The marriage of secular and Christian in that manger scene is the epitome of the paradox facing Christians during this holiday season. We love the joy and excitement that comes with celebrating our Savior’s birth, but we dislike the commercialization of the event.
‘Merry Christmas’ or ‘Happy Holidays’?
Merchants (and atheists) have been trying to remove any sign of Christmas from the season, replacing it with “holiday” sentiments. Sometimes, such substitution rightly draws the ire of Christians.
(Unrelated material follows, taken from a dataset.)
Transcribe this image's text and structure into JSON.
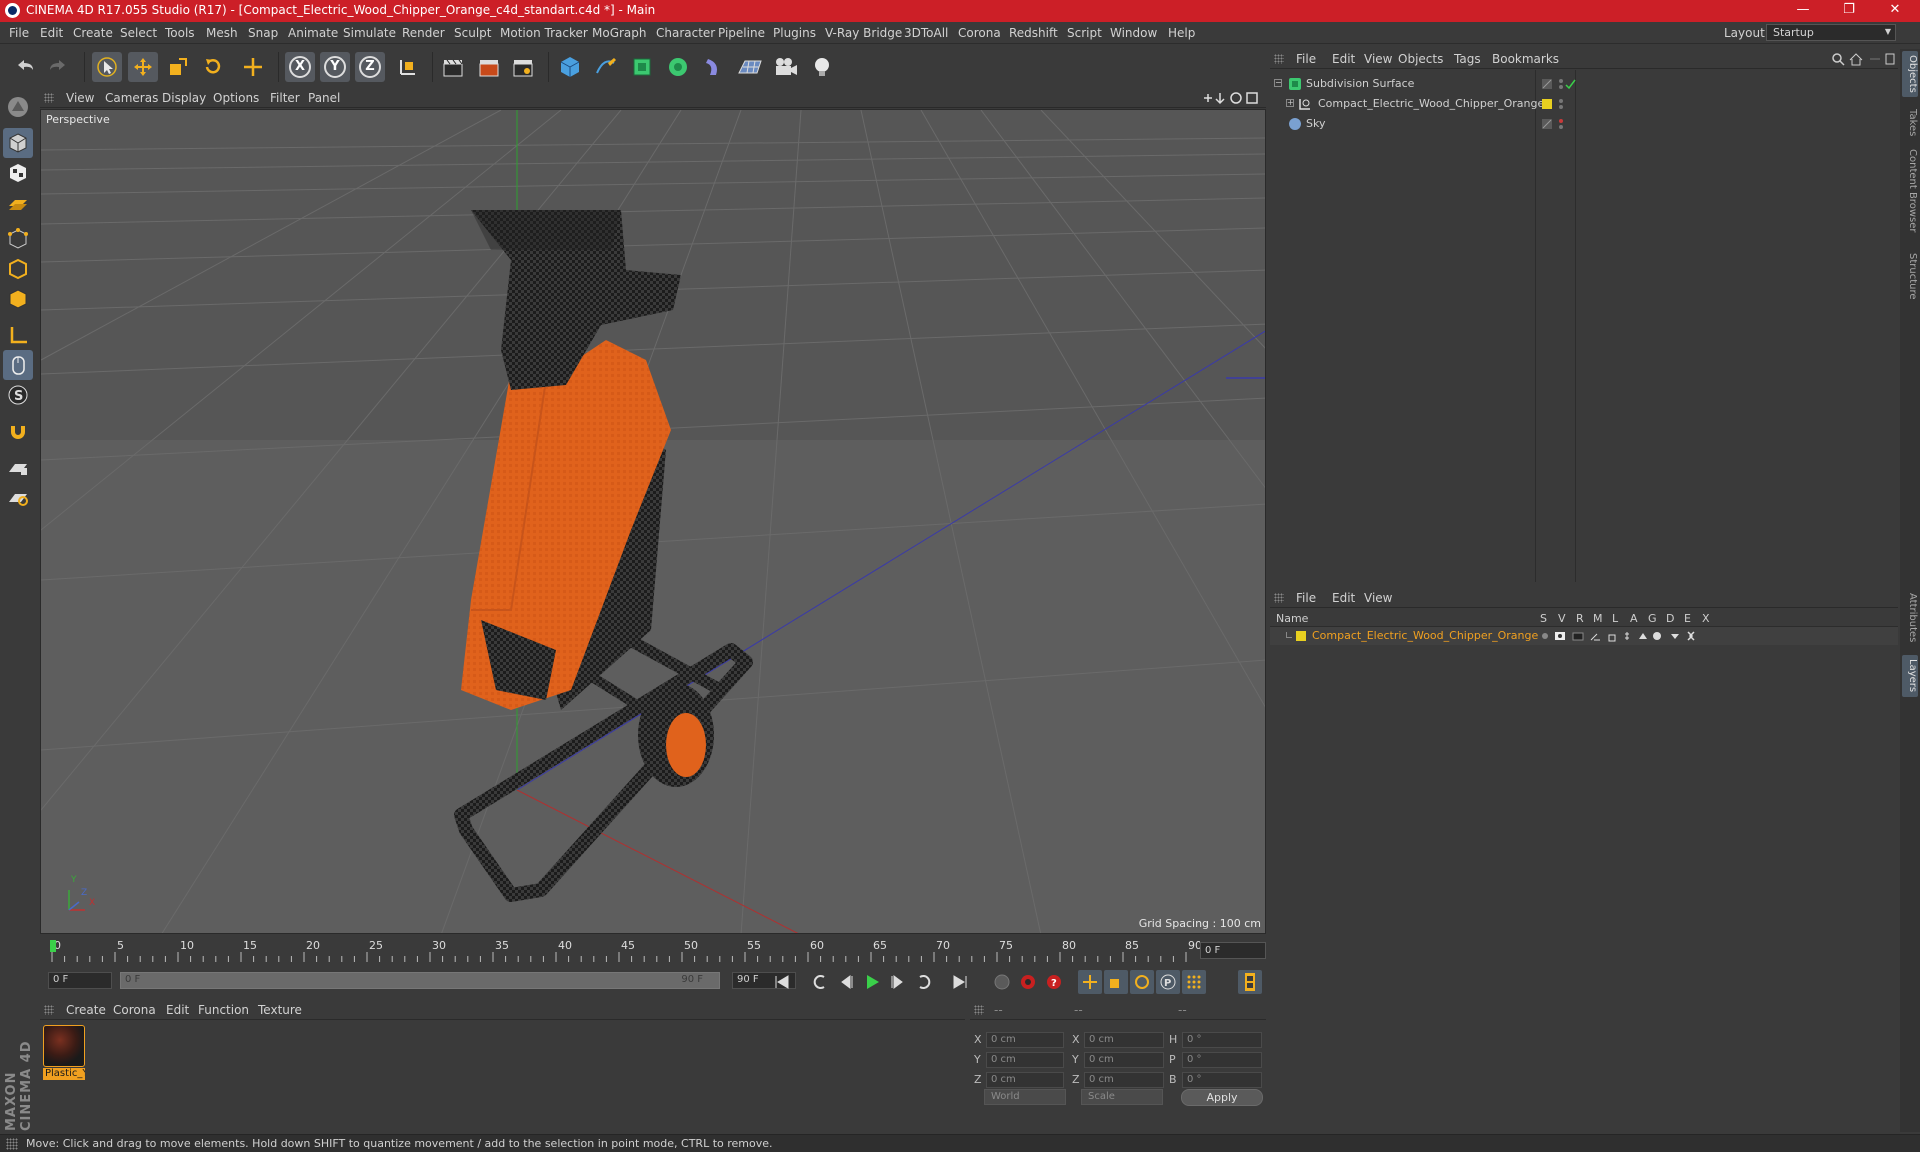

During one segment last week, local ABC news anchor Ron Magers inexplicably called Christmas trees “holiday trees” even though no other holiday uses pointy evergreen trees.
However, when it comes to merchants, I don’t think Christians should require them to use “Merry Christmas” in their advertising. For years (including this year), the American Family Association has done an aggressive campaign to get merchants to use the phrase “Merry Christmas” instead of “Happy Holidays” in its promotions. AFA even has a handy list that grades retailers on how Christmas-friendly it is. While I’m a strong supporter of AFA, I’ve not a fan of this particular campaign.
Merchants argue that using “holidays” instead of “Christmas” is simply because the season includes several holidays besides Christmas. But let’s face it, the vast majority of gift shoppers are not buying for Kwanzaa, the Immaculate Conception of the Blessed Virgin Mary, Boxer’s Day, the Feast of Our Lady of Guadalupe, Epiphany or Winter Solstice. Nor does anybody buy gifts to give on New Year’s Day. So I agree those defenses of “holidays” usage are mighty weak. Jewish consumers do in fact buy gifts for Hanukkah so when retailers cite “other holidays” as a reason for using “holidays” instead of “Christmas” in their advertising, the rationale does have a sliver of truth to it (although my hunch is Christmas shopping far exceeds Hanukkah shopping). Inclusiveness for Hanukkah is a legit (although arguably minor) reason to use “holiday” verbage.
But the real reason I believe Christians should not require retailers to use “Merry Christmas” instead of “Happy Holidays” is the very thing that many Christians don’t like about Christmas: the commercialization of it. In other words, merchants are aggressively trying to commercialize Christmas to make us want to buy as much as possible. Shouldn’t we, then, as Christians want to leave Christmas out of such commercialization? If Best Buy wants to say “Hot Holiday Deals” instead of “Hot Christmas Deals”, I say great! If Old Navy wants to advertise “Save 30% on all your holiday shopping” instead of “Save 30% on all your Christmas shopping”, please do! If given a choice, I think it’s better not to associate Christmas with that commercialization.
Don’t get me wrong. I’m still one of the first to defend the centrality of Christianity. I still say “Merry Christmas” to friends (unless I know they are Jewish), and Mr. Magers, I’ll still call you out for lamely calling Christmas trees “holiday trees”. But as far as I’m concerned with retailers, they can say “Happy Holidays” all they want.
What do you think? If you’re a Christian, do you think we should pressure retailers to say “Christmas” instead of “holidays”? Why or why not?